We eventually bartered the scammers down to double the ticket price and went on our merry way – it was worth it to avoid the soaking and only cost us a few euro. But if you pass through Surat Thani, do watch out for this – it’s a common problem and totally avoidable. Just make sure you don’t give your guidebook away!
By far the best transport we used was the overnight sleeper train from Bangkok to Chiang Mai. We used this twice and discovered that there’s more than one train type – so bear this in mind when you’re booking your tickets because they differ quite a bit! We were certain we would go for the first class option but ended up plumping for second class. It was amazing! Comfortable, roomy, air conditioned – and watching the beds get set up was a highlight. It went from comfy chair to snug bed in under two minutes – complete with sheets & curtains! Afterwards, we felt a bit grimy without a shower, but fully rested.

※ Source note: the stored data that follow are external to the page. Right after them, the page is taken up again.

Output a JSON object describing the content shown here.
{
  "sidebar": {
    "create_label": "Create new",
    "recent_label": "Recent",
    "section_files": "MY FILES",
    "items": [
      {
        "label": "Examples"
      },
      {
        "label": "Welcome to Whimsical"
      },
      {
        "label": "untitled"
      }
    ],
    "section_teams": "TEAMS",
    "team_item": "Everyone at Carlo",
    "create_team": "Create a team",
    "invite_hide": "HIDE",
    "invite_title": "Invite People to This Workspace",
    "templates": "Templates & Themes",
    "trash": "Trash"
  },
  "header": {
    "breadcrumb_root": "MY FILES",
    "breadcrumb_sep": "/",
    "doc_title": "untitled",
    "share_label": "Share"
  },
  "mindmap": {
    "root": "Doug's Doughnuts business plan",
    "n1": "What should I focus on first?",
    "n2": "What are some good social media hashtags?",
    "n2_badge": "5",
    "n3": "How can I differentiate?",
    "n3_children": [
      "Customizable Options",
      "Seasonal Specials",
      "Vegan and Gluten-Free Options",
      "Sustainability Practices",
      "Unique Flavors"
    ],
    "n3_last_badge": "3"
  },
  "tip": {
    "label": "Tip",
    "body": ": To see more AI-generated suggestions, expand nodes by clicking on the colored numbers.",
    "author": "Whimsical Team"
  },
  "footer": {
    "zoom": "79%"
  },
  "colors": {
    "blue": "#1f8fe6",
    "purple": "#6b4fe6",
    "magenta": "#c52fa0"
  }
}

By far our hairiest journey was in Chumpon, when our arranged transport didn’t turn up to meet us. Eventually, we figured out the mix up, after a very kind ‘taxi’ driver called them for us – they only spoke Thai, and our language skills were limited to ordering a few badly pronounced food dishes. He then explained he would take us for 100 baht for the two of us, when it usually cost 100 baht for one. Very reasonable, I thought, and hollered over to my (hot and wilting) husband that it was all sorted out.
However, the taxi turned out to be a small motorbike. That meant two rucksacks, two passengers and one driver on one small vehicle that seemed to be powered by a hairdryer motor. There was no other option, so we managed to squash on – me at the back wearing my rucksack, foot on the exhaust because there was no room for me on the seat, clinging desperately to my husband.

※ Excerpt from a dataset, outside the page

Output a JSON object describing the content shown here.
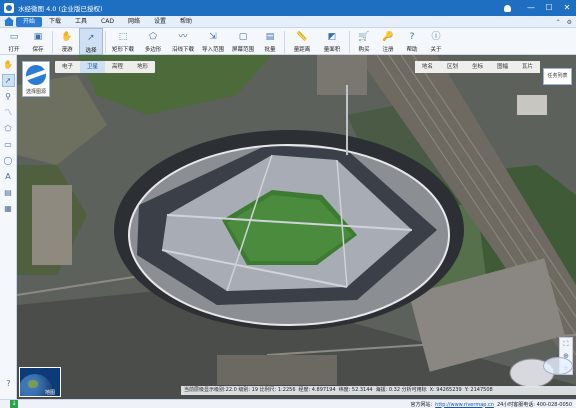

When we stopped at the first traffic light, I realised – after a bit of pointing and sniggering – that my helmet was on backwards and upside down. The journey lasted around twenty minutes, although it seemed much longer. We probably should have been scared but we were laughing so hard, I think we forgot to be concerned! On arrival, it was a source of much amusement to our Thai hosts – but thankfully, we didn’t have to repeat it on our return!

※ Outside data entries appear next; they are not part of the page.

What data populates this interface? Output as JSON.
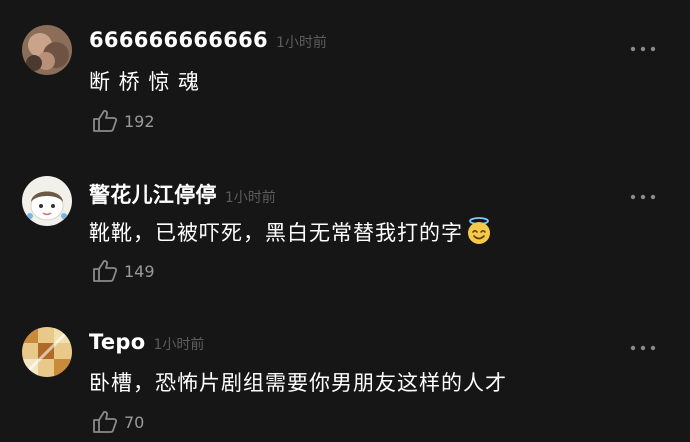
{
  "comments": [
    {
      "username": "666666666666",
      "time": "1小时前",
      "text": "断 桥 惊 魂",
      "likes": "192",
      "avatar_icon": "avatar-photo-icon"
    },
    {
      "username": "警花儿江停停",
      "time": "1小时前",
      "text": "靴靴，已被吓死，黑白无常替我打的字",
      "emoji": "smiling-face-with-halo-icon",
      "likes": "149",
      "avatar_icon": "avatar-cartoon-icon"
    },
    {
      "username": "Tepo",
      "time": "1小时前",
      "text": "卧槽，恐怖片剧组需要你男朋友这样的人才",
      "likes": "70",
      "avatar_icon": "avatar-pattern-icon"
    }
  ],
  "icons": {
    "like": "thumbs-up-icon",
    "more": "more-options-icon"
  },
  "colors": {
    "background": "#161616",
    "username": "#ffffff",
    "text": "#ffffff",
    "time": "#5c5c5c",
    "count": "#9a9a9a",
    "icon": "#8a8a8a"
  }
}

If you think that sounds scary, watching the traffic as a pedestrian is even scarier. In Bangkok we saw four people to a scooter, plus a tiny baby who couldn’t have been more than a few weeks old, ride along the pavement and out into four lane traffic – not a helmet between them. Then there were the pickup trucks filled to the last with the food and cooking equipment for a street stall, with the family squashed in and piled on top – the kittens or puppies included.
Using the public transport system was easy, efficient and cheap – and we got to spend time with people we might not have otherwise crossed passed with. We covered quite a bit of ground in Thailand, and although there are scams out there, you just need to use a bit of street smarts to make sure you get on the right mode of transport, at the right price.
Forget the ticket offices and tourist information centres – they’re just adding on big fees for a quick phonecall – go to the source and buy direct. Thailand is known for its friendly people, so you’ll always find someone willing to help. And you’ll probably benefit from an extra adventure or two along the way.